= Hypercomplex manifold =

Manifold equipped with a quaternionic structure

In differential geometry, a hypercomplex manifold is a manifold with the tangent bundle
equipped with an action by the algebra of quaternions
in such a way that the quaternions $I, J, K$
define integrable almost complex structures.

If the almost complex structures are instead not assumed to be integrable, the manifold is called quaternionic, or almost hypercomplex.

== Examples ==

Every hyperkähler manifold is also hypercomplex.
The converse is not true.

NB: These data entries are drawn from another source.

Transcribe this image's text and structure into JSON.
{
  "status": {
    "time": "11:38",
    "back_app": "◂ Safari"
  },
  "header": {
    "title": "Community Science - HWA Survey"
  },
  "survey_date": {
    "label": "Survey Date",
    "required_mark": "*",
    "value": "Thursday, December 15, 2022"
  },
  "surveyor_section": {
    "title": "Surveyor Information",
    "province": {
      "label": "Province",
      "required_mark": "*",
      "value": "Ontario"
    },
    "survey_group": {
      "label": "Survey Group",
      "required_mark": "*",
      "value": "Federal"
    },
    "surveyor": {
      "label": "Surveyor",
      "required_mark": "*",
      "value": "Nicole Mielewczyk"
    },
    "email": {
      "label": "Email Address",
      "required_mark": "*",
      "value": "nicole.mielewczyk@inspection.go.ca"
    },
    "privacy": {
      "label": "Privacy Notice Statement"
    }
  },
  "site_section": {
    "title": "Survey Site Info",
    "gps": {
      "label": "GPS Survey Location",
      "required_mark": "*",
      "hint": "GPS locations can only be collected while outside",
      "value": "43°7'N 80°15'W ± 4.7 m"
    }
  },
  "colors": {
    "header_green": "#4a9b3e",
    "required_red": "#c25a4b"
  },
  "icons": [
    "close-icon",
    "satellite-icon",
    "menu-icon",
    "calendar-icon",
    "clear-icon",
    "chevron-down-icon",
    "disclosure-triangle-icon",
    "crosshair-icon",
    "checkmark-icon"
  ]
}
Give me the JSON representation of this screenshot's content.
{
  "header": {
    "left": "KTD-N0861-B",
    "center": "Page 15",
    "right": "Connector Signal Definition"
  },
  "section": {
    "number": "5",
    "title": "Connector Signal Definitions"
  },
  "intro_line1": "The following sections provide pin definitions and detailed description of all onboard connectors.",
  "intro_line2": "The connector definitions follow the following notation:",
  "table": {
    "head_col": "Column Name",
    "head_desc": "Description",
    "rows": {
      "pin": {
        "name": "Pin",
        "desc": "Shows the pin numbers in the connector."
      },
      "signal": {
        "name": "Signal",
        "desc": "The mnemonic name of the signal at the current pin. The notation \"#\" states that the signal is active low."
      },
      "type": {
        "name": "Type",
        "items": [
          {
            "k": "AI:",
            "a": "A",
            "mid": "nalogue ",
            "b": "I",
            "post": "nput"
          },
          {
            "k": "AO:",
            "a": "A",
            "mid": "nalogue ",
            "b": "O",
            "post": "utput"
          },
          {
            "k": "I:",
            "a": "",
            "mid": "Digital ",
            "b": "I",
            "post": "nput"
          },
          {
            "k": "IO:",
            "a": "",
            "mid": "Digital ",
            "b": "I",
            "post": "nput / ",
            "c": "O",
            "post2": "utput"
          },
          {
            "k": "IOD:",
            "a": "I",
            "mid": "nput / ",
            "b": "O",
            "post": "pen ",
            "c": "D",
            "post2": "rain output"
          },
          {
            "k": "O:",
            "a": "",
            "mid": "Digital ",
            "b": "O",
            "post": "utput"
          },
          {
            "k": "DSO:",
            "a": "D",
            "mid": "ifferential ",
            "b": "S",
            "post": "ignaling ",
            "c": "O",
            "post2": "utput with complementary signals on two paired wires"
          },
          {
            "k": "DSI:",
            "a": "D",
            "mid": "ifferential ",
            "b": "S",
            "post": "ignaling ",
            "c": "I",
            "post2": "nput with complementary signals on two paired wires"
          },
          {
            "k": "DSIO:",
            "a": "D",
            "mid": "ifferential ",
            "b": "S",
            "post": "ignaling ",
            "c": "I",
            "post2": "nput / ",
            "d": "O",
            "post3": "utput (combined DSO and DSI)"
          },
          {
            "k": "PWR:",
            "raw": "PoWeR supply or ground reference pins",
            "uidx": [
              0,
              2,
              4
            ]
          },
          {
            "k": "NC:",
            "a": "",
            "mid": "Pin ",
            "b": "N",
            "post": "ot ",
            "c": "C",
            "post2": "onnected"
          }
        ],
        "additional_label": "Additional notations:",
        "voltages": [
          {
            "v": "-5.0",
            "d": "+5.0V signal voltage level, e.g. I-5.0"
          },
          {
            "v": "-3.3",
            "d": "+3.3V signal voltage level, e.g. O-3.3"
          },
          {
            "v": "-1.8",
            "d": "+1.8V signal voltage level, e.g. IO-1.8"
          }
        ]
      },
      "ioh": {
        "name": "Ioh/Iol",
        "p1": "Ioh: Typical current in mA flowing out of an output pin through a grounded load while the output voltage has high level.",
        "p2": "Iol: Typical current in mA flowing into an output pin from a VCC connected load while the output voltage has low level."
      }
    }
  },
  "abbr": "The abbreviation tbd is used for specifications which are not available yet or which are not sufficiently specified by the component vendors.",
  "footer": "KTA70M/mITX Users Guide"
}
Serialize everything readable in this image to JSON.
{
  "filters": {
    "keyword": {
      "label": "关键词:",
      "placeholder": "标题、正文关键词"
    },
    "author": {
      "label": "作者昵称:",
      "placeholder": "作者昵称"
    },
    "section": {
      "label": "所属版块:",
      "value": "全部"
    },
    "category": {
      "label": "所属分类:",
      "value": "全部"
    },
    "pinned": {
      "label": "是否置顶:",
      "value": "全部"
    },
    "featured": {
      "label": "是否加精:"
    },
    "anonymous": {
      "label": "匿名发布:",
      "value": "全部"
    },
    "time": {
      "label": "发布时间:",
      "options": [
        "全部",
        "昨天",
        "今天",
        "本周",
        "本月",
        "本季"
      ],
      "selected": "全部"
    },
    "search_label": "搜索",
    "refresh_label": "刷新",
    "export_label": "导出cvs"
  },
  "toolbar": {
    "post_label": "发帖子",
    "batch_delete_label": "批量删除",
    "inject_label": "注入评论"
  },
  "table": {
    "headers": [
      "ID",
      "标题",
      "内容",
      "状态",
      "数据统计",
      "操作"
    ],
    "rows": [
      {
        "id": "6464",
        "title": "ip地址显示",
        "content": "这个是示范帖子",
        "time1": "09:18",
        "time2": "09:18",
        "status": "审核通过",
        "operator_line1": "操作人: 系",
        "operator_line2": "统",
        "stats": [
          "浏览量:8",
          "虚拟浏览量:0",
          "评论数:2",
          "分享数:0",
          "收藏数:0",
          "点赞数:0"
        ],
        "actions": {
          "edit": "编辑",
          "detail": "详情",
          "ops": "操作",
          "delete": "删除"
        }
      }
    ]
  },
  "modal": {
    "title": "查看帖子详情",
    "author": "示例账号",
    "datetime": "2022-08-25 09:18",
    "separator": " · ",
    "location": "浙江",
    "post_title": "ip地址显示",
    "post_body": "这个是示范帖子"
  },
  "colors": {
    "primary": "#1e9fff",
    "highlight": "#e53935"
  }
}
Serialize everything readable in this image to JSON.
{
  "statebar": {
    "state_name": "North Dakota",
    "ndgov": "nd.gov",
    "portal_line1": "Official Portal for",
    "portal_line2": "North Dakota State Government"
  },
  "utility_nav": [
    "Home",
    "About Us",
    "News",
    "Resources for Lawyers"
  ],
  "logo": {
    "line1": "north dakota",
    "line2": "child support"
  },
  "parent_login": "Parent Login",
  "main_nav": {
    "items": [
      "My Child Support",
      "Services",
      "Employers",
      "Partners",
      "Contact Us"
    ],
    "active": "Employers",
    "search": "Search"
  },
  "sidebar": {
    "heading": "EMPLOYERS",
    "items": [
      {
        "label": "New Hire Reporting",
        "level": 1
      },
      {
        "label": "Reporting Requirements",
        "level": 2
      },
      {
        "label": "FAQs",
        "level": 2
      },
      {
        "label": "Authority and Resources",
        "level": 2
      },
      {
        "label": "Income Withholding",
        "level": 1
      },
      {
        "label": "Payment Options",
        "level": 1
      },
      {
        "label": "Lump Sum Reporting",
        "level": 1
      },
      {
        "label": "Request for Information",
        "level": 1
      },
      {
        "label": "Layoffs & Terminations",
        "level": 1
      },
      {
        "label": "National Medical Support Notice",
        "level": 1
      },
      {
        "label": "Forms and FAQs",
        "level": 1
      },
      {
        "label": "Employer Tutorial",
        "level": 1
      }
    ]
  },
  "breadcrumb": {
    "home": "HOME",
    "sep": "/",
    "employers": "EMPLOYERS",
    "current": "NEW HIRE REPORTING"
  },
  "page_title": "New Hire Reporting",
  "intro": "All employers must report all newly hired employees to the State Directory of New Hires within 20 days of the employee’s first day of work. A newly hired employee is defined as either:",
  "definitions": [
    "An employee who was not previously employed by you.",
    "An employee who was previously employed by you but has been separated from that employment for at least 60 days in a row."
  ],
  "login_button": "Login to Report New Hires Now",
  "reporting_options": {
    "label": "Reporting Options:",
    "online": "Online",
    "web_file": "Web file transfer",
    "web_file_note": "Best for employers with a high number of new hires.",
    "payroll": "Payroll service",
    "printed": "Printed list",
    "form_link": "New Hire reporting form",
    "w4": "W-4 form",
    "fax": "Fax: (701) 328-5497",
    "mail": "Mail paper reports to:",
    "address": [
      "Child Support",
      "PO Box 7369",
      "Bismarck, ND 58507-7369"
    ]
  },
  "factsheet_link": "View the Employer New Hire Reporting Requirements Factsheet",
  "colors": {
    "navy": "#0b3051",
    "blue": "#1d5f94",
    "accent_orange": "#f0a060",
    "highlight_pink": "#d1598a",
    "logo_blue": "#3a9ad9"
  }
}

The Hopf surface
$\bigg({\mathbb H}\backslash 0\bigg)/{\mathbb Z}$
(with ${\mathbb Z}$ acting
as a multiplication by a quaternion $q$, $|q|>1$) is
hypercomplex, but not Kähler,
hence not hyperkähler either.
To see that the Hopf surface is not Kähler,
notice that it is diffeomorphic to a product
$S^1\times S^3,$ hence its odd cohomology
group is odd-dimensional. By Hodge decomposition,
odd cohomology of a compact Kähler manifold
are always even-dimensional. In fact Hidekiyo Wakakuwa proved
 that on a compact hyperkähler manifold $\ b_{2p+1}\equiv 0 \ mod \ 4$.
Misha Verbitsky has shown that any compact
hypercomplex manifold admitting a Kähler structure is also hyperkähler.

In 1988, left-invariant hypercomplex structures on some compact Lie groups
were constructed by the physicists Philippe Spindel, Alexander Sevrin, Walter Troost, and Antoine Van Proeyen. In 1992, Dominic Joyce
rediscovered this construction, and gave a complete classification of
left-invariant hypercomplex structures on compact Lie groups.
Here is the complete list.

$T^4, SU(2l+1), T^1 \times SU(2l), T^l \times SO(2l+1),$
$T^{2l}\times SO(4l), T^l \times Sp(l), T^2 \times E_6,$
$T^7\times E^7, T^8\times E^8, T^4\times F_4, T^2\times G_2$

where $T^i$ denotes an $i$-dimensional compact torus.

It is remarkable that any compact Lie group becomes
hypercomplex after it is multiplied by a sufficiently
big torus.

== Basic properties ==

Hypercomplex manifolds as such were studied by Charles Boyer in 1988. He also proved that in real dimension 4, the only compact hypercomplex
manifolds are the complex torus $T^4$, the Hopf surface and
the K3 surface.

Much earlier (in 1955) Morio Obata studied affine connection associated with almost hypercomplex structures (under the former terminology of Charles Ehresmann of almost quaternionic structures). His construction leads to what Edmond Bonan called the Obata connection which is torsion free, if and only if, "two" of the almost complex structures $I, J, K$ are integrable and in this case the manifold is hypercomplex.

== Twistor spaces ==
There is a 2-dimensional sphere of quaternions
$L\in{\mathbb H}$ satisfying $L^2=-1$.
Each of these quaternions gives a complex
structure on a hypercomplex manifold M. This
defines an almost complex structure on the manifold
$M\times S^2$, which is fibered over
${\mathbb C}P^1=S^2$ with fibers identified with $(M, L)$.
This complex structure is integrable, as follows
from Obata's theorem (this was first explicitly proved by
Dmitry Kaledin). This complex manifold
is called the twistor space of $M$.
If M is ${\mathbb H}$, then its twistor space
is isomorphic to ${\mathbb C}P^3\backslash {\mathbb C}P^1$.